KHN Morning Briefing

Summaries of health policy coverage from major news organizations

Medicaid Gamble In Ore. Could Make It National Leader, Or Cost Millions

A Medicaid experiment could make Oregon a leader in controlling costs and improving care in the program -- or it could cost the state millions in penalties. How states pay for Medicaid also makes news in North Carolina and Wisconsin.

The New York Times: Experiment in Oregon Gives Medicaid Very Local Roots
Under an agreement signed with the Obama administration last year, and just now taking shape, Oregon and the federal government have wagered $1.9 billion that -- through a hyper-local focus on Medicaid --the state can show both improved health outcomes for low-income Medicaid populations and a lower rate of spending growth than the rest of the nation. If Oregon fails on either front, the consequences are grave, potentially tens of millions of dollars in penalties a year (Johnson, 4/12).

Related, earlier KHN story: Oregon's $2 Billion Medicaid Bet (Foden-Vencil, 5/30/12)

North Carolina Health News: How 'Broken' Is NC Medicaid?
Since January, state officials have maintained that North Carolina Medicaid is 'broken.' Last month, Gov. Pat McCrory proposed an overhaul of the program, which provides health care for more than 1.8 million North Carolinians.  ... Some observers say that the problems with Medicaid have been trumped up and that McCrory’s assertions of the program’s problems were devised to provide him with the political cover not to expand Medicaid as allowed for under the Affordable Care Act (Hoban, 4/15).

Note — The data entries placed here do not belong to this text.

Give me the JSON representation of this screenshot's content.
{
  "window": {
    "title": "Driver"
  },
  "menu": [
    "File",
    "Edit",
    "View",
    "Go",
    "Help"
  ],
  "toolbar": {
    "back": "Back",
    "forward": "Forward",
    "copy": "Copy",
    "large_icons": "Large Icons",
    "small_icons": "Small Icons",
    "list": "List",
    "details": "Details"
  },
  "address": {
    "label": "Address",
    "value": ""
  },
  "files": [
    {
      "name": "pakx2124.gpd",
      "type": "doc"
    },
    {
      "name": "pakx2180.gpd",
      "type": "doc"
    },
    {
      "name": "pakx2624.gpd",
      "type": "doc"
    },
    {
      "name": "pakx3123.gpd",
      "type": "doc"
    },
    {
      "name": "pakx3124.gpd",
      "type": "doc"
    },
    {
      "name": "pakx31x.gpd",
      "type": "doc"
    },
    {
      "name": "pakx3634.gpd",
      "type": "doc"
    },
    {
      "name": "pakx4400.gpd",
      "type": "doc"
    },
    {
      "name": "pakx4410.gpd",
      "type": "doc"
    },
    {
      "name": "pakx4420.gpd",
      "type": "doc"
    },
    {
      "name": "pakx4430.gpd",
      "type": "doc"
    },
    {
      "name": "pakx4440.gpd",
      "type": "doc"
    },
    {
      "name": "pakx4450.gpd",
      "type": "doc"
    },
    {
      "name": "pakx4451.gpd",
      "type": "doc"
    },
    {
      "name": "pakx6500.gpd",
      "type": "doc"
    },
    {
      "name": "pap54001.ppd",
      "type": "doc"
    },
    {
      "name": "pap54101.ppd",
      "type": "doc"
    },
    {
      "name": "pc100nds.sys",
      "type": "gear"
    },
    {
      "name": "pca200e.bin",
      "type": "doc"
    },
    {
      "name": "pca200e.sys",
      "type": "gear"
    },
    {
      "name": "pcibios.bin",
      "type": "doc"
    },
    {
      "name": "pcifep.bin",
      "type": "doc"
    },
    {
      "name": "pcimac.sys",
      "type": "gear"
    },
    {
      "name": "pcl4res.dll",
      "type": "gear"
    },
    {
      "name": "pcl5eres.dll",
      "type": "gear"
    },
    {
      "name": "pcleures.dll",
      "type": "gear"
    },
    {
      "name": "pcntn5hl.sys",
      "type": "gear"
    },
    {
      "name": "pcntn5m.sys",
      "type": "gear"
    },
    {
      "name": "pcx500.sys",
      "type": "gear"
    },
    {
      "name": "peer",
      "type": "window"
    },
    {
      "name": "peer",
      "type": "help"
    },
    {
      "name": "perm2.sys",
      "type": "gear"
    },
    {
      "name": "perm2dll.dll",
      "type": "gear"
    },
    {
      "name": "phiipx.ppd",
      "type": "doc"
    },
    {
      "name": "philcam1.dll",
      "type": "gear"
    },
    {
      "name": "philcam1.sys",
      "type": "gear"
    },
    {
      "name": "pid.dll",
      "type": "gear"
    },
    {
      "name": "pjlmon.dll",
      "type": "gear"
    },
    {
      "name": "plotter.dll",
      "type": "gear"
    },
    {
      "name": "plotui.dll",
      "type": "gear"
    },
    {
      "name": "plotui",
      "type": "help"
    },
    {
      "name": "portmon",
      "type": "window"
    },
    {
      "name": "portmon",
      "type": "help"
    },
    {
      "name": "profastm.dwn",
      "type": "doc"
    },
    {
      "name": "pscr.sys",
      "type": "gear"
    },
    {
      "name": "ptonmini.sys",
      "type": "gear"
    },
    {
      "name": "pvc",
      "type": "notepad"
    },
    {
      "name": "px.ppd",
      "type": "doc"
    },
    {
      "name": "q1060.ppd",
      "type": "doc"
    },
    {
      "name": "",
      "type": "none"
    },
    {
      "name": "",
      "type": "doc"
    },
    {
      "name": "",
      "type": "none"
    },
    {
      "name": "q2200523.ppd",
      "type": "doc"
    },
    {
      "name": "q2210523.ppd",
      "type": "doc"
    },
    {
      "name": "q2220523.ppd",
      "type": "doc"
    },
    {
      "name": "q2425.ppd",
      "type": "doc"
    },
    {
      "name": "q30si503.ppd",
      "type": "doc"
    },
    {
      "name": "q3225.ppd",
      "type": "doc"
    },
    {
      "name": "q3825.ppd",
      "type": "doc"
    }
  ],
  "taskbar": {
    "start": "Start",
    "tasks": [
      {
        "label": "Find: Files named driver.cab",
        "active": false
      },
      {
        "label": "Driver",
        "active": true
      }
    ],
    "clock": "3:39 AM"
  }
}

Milwaukee Journal Sentinel: Wisconsin To Pay $6.3 Million More Annually For LogistiCare Replacement
State taxpayers will be shelling out an extra $6.3 million per year for medical transportation for Wisconsin Medicaid recipients once MTM Inc. takes over for LogistiCare, according to a Journal Sentinel analysis of bids. Just a few years ago, state officials estimated that having a private firm dispatch rides would save the state $4 million a year. The Journal Sentinel analysis raises questions about whether the privatization really saves state taxpayers money (Laasby, 4/14).